4. Key Claim Construction Positions

  • The petition argued for the "broadest reasonable interpretation" for several key terms, asserting these constructions were critical for its invalidity contentions.
  • "cradle": Proposed as simply "a mechanical support." This broad construction was important because it allowed Chitturi's "docking station 108," which mechanically receives and supports the palm-sized computer, to meet the limitation without requiring any specific shape or feature beyond physical support.
  • "channel": Argued to take its plain and ordinary meaning.

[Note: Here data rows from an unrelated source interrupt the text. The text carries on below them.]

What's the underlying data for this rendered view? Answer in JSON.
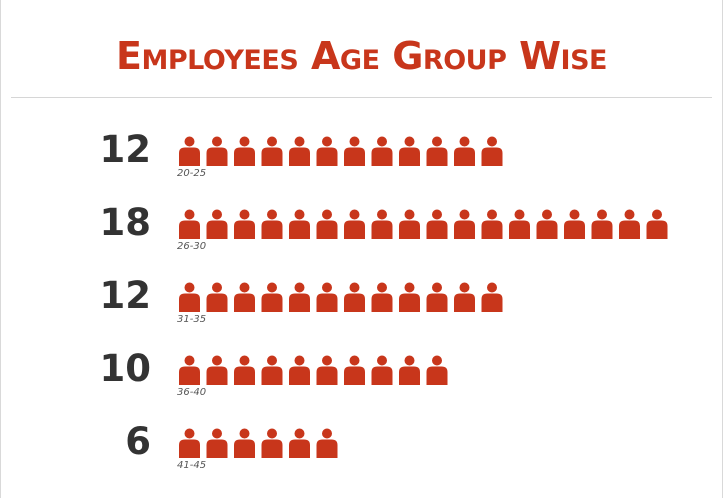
{
  "colors": {
    "accent": "#c8361b",
    "count_text": "#333333"
  },
  "chart_data": {
    "type": "bar",
    "title": "Employees Age Group Wise",
    "categories": [
      "20-25",
      "26-30",
      "31-35",
      "36-40",
      "41-45"
    ],
    "values": [
      12,
      18,
      12,
      10,
      6
    ],
    "value_labels": [
      "12",
      "18",
      "12",
      "10",
      "6"
    ],
    "xlabel": "",
    "ylabel": "",
    "grid": false,
    "icon": "person-icon"
  }
}
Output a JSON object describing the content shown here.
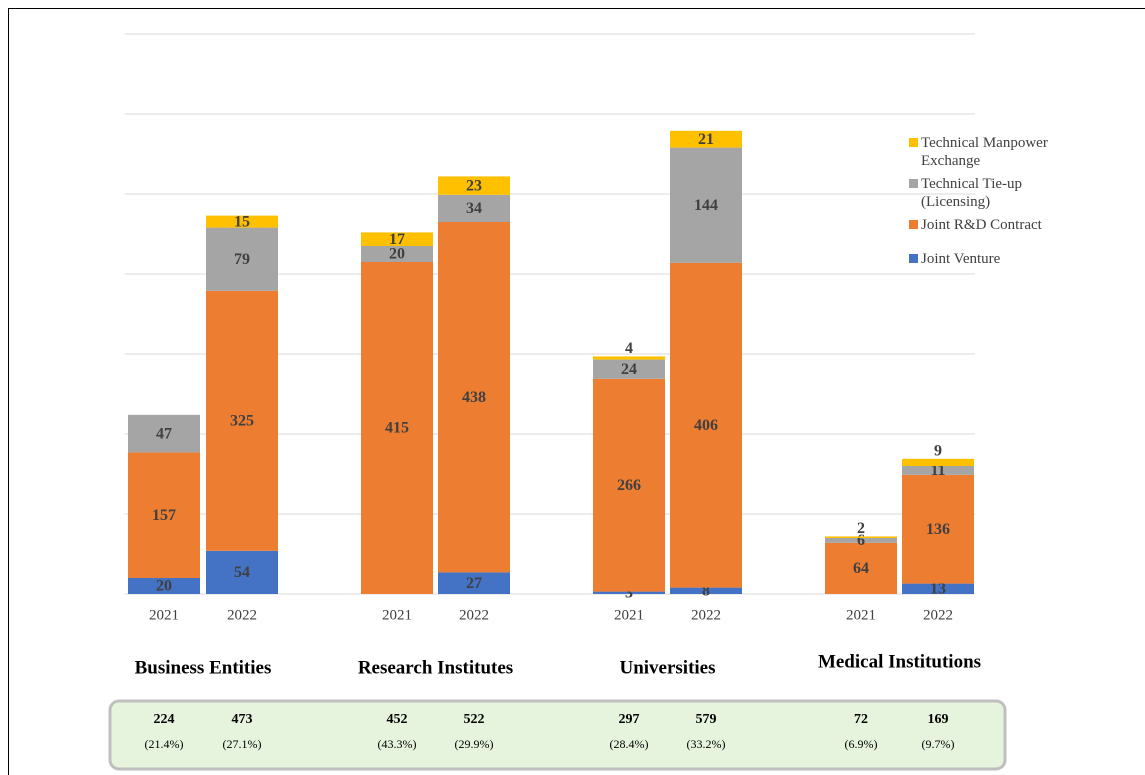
{
  "chart_data": {
    "type": "stacked_bar",
    "categories": [
      "2021",
      "2022",
      "2021",
      "2022",
      "2021",
      "2022",
      "2021",
      "2022"
    ],
    "groups": [
      "Business Entities",
      "Research Institutes",
      "Universities",
      "Medical Institutions"
    ],
    "series": [
      {
        "name": "Joint Venture",
        "color": "#4472c4",
        "values": [
          20,
          54,
          null,
          27,
          3,
          8,
          null,
          13
        ]
      },
      {
        "name": "Joint R&D Contract",
        "color": "#ed7d31",
        "values": [
          157,
          325,
          415,
          438,
          266,
          406,
          64,
          136
        ]
      },
      {
        "name": "Technical Tie-up (Licensing)",
        "color": "#a5a5a5",
        "values": [
          47,
          79,
          20,
          34,
          24,
          144,
          6,
          11
        ]
      },
      {
        "name": "Technical Manpower Exchange",
        "color": "#ffc000",
        "values": [
          null,
          15,
          17,
          23,
          4,
          21,
          2,
          9
        ]
      }
    ],
    "ylim": [
      0,
      700
    ],
    "yticks": [
      0,
      100,
      200,
      300,
      400,
      500,
      600,
      700
    ],
    "grid": true,
    "summary_totals": [
      224,
      473,
      452,
      522,
      297,
      579,
      72,
      169
    ],
    "summary_shares": [
      "(21.4%)",
      "(27.1%)",
      "(43.3%)",
      "(29.9%)",
      "(28.4%)",
      "(33.2%)",
      "(6.9%)",
      "(9.7%)"
    ]
  }
}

By avoiding a narrow definition, the petition contended that the structure of Chitturi's docking station, described with walls forming a receiving area, inherently defines a channel for the mobile device.
  • "concealed": Proposed as "hidden from sight." This straightforward construction is directly met by Chitturi's primary embodiments where the docked computing device is fully enclosed within the housing of the larger display device, rather than being partially visible.
  • "power source": Construed broadly as "a source of power including any connection for connecting to a power outlet." This interpretation was central to the obviousness argument for claim 14. It allowed prior art that taught power transfer from a host device's internal battery (like in Silvester) to satisfy the limitation, not just power from an external wall outlet.

5. Relief Requested

  • Petitioner requested that the Board institute an inter partes review and cancel claims 1, 2, 3, 4, 6, 7, 14, and 19 of Patent 7,477,919 as unpatentable.